In a scathing report published on Thursday, the home affairs select committee said there was an ongoing failure to tackle the “national scandal” of female genital mutilation (FGM). The current “lamentable record” would need to be improved in order to encourage people to come forward, the committee said.
FGM was first outlawed in the UK in 1985 and since then there has only been one trial, which did not result in a conviction.
In the report, Detective Chief Superintendent Gerry Campbell, the deputy national police lead on FGM, said there had been over 152 referrals since 31 October 2015 from regulated professionals. In most cases, the procedure was done abroad but statistics from July revealed that 18 cases took place within the UK.
The committee found that many NHS doctors are not complying with new requirements to report suspected incidences of FGM, meaning it is hard to tell the true scale of the problem. However, available evidence suggested the majority of cases took place in London and some studies suggested over 100,000 women are currently living with FGM in the UK.
"FGM is not a religious or cultural rite of passage that deserves protection," the MPs concluded. "When it is inflicted on a woman, it is a horrific crime. When it is inflicted on a girl, it is violent child abuse."
But they said there was still not enough being done or enough resources provided to make a difference, especially when it came to checking individuals returning to the UK from abroad.

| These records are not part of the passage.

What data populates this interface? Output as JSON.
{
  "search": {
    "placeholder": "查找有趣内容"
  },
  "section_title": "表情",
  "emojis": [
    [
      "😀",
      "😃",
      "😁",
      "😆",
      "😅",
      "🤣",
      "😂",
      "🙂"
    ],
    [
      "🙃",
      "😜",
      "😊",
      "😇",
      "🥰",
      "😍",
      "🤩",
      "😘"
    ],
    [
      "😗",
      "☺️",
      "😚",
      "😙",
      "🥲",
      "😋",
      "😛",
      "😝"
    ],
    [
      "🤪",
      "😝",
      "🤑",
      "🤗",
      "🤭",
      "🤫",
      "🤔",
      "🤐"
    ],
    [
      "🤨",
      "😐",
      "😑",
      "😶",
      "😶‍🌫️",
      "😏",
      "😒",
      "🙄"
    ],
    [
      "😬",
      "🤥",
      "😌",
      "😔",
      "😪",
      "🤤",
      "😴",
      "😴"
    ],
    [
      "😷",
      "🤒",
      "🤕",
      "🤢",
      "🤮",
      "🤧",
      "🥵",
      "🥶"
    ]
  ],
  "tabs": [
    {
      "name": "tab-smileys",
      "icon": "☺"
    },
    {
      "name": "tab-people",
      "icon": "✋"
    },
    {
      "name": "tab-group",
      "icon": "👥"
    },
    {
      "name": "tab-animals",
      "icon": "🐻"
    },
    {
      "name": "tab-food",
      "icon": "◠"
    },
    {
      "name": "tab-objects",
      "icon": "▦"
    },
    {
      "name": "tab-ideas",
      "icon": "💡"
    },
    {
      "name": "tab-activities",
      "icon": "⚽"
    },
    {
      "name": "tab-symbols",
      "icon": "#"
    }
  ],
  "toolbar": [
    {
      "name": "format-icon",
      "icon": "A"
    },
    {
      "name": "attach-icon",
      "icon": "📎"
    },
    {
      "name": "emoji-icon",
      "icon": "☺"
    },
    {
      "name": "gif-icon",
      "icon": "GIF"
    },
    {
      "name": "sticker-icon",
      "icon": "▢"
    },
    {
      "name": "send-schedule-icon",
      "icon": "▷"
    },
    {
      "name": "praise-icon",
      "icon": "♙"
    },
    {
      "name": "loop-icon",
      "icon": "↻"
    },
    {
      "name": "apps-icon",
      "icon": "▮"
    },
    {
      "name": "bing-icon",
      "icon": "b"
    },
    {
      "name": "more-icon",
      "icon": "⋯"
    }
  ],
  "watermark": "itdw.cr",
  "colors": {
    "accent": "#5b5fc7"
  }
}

The MPs have called for a streamline of departmental FGM services, stronger
sanctions for those who don't report an FGM case, and better intelligence for airside Border Force officers in order to reach the government’s goal to eradicate FGM “within a generation”.
Simon Blackburn, chair of the Local Government Association’s Safer and Stronger Communities Board, has said that more funding and resources are needed or the efforts to prevent FGM will fail.
Blackburn said: “It is crucial that health trusts and GP practices continue to submit FGM attendance records to help build reliable and accurate figures reflecting the prevalence of FGM across the country."
Tim Loughton, interim chair of the home affairs committee, said: “FGM can leave women and girls with significant lifelong health and psychological consequences. We intend to continue to draw attention to this horrific crime to improve the safeguarding of at-risk girls.
“We are dismayed that there have been no convictions for FGM-related offences. When we next review FGM, the new laws against the practice will have 'bedded in' and we expect to see a number of successful prosecutions.
“We welcome many of the steps that the government has taken to prevent FGM and our report calls for that work to be enhanced and strengthened with adequate resources and support for frontline professionals and other groups which work directly with practising communities.”